Prolonged cold ischemia (CI) is a risk factor for acute kidney injury (AKI) after kidney transplantation (KT). AKI is an abrupt and rapid reduction in renal function due to multi-factors, including inflammation, oxidative stress and apoptosis. V-set immunoglobulin-domain-containing 4 (VSIG4) is a B7 family-related protein and specifically expressed in resting tissue-resident macrophages to mediate various cellular events. In the study, we attempted to explore the effects of VSIG4 on CI/KT-induced AKI in a mouse model. Our results showed that VSIG4 expression was markedly down-regulated in serum of kidney transplant recipients with acute rejection, and in renal tissues of cold ischemia-reperfusion (IR)-operated mice with AKI, which was confirmed in murine macrophages stimulated by oxygen glucose deprivation/reoxygenation (OGD/R). We then found that exogenous VSIG4 markedly ameliorated histological changes in kidney of CI/KT mice by suppressing inflammation and apoptosis through restraining nuclear factor-κB (NF-κB) and Caspase-3 activation, respectively. Oxidative stress and reactive oxygen species (ROS) accumulation in renal tissues were also mitigated by exogenous VSIG4 in CI/KT mice through improving nuclear factor-erythroid 2 related factor 2 (Nrf2) nuclear expression. The inhibitory effects of VSIG4 on inflammation, ROS generation and cell death were confirmed in OGD/R-treated macrophages, which further ameliorated oxidative damage and apoptosis in podocytes. More in vivo and in vitro studies showed that CI/KT- and OGD/R-induced AKI was further accelerated by VSIG4 knockdown. Mechanistically, VSIG4 directly interacted with AKT, and AKT activation was necessary for VSIG4 to govern all these above mentioned cellular processes.
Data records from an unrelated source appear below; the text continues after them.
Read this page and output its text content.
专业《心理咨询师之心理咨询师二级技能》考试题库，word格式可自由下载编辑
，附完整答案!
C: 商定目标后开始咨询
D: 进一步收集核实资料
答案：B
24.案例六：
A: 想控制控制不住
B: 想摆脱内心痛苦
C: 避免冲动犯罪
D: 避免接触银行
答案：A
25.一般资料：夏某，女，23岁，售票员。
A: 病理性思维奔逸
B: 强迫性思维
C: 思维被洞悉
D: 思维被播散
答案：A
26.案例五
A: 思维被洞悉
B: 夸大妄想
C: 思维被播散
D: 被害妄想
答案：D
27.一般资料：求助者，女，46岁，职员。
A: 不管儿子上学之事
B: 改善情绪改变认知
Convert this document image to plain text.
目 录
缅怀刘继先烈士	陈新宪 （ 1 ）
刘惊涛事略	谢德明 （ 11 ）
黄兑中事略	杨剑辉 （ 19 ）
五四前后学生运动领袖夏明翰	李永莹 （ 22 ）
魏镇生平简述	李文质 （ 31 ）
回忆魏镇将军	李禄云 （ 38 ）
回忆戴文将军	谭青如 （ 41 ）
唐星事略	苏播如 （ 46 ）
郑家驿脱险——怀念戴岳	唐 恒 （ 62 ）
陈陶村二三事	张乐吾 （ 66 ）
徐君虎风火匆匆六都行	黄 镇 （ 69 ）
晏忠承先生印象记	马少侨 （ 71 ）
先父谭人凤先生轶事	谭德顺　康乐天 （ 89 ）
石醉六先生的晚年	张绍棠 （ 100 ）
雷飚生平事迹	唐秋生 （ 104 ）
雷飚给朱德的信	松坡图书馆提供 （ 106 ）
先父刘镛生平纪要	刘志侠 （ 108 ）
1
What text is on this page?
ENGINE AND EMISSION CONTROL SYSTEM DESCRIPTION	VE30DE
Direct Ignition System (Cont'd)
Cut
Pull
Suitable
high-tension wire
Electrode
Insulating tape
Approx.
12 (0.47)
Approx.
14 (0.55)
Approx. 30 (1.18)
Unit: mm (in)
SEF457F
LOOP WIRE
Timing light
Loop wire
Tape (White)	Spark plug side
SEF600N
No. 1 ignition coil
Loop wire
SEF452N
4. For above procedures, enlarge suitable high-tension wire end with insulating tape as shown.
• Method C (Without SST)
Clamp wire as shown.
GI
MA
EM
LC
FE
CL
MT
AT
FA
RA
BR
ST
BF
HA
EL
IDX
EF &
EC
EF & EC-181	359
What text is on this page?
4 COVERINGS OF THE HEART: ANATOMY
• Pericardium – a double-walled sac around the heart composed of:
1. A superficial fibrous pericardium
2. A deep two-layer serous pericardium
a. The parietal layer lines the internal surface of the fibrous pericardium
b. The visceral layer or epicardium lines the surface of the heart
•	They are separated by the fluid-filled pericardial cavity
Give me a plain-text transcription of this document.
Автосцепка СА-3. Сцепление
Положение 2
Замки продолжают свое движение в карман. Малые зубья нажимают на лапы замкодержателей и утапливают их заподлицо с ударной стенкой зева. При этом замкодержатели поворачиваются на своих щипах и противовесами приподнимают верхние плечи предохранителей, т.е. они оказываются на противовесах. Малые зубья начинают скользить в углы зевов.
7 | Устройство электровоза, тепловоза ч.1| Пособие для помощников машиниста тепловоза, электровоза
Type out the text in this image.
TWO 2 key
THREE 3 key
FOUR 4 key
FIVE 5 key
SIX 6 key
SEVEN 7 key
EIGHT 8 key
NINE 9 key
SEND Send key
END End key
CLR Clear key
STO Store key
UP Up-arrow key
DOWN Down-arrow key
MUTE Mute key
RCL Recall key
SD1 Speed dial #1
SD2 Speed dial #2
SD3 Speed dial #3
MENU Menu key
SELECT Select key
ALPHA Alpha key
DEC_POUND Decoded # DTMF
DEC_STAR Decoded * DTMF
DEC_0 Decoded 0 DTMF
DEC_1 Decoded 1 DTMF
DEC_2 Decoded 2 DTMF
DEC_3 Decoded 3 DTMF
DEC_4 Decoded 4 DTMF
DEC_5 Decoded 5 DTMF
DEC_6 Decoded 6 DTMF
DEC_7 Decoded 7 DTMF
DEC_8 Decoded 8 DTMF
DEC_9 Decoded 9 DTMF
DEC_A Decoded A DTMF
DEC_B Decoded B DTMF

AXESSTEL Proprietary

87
Collectively, our findings demonstrated that VSIG4 could mitigate AKI in a CI/KT mouse model, and we identified VSIG4/AKT axis as a promising therapeutic target for the treatment of the disease.

长期冷缺血（CI）是肾移植（KT）后急性肾损伤（AKI）的危险因素。 AKI 是多种因素导致的肾功能突然快速下降，包括炎症、氧化应激和细胞凋亡。 V-set 免疫球蛋白结构域 4 (VSIG4) 是一种 B7 家族相关蛋白，在静息组织驻留巨噬细胞中特异性表达，以介导各种细胞事件。在这项研究中，我们试图在小鼠模型中探讨 VSIG4 对 CI/KT 诱导的 AKI 的影响。我们的结果表明，在患有急性排斥反应的肾移植受者的血清中以及在患有 AKI 的冷缺血再灌注 (IR) 手术小鼠的肾组织中，VSIG4 表达显着下调，这在氧糖剥夺刺激的小鼠巨噬细胞中得到了证实/复氧（OGD/R）。然后我们发现外源性 VSIG4 分别通过抑制核因子-κB (NF-κB) 和 Caspase-3 的激活来抑制炎症和细胞凋亡，从而显着改善 CI/KT 小鼠肾脏的组织学变化。 CI/KT 小鼠中外源性 VSIG4 还可以通过改善核因子-红细胞 2 相关因子 2 (Nrf2) 核表达来减轻肾组织中的氧化应激和活性氧 (ROS) 积累。 VSIG4 对炎症、ROS 生成和细胞死亡的抑制作用在 OGD/R 处理的巨噬细胞中得到证实，这进一步改善了足细胞的氧化损伤和细胞凋亡。更多体内和体外研究表明，VSIG4 敲低进一步加速了 CI/KT 和 OGD/R 诱导的 AKI。从机制上讲，VSIG4 直接与 AKT 相互作用，AKT 激活对于 VSIG4 控制所有上述细胞过程是必需的。 总的来说，我们的研究结果表明 VSIG4 可以减轻 CI/KT 小鼠模型中的 AKI，并且我们确定 VSIG4/AKT 轴作为治疗该疾病的有希望的治疗靶点。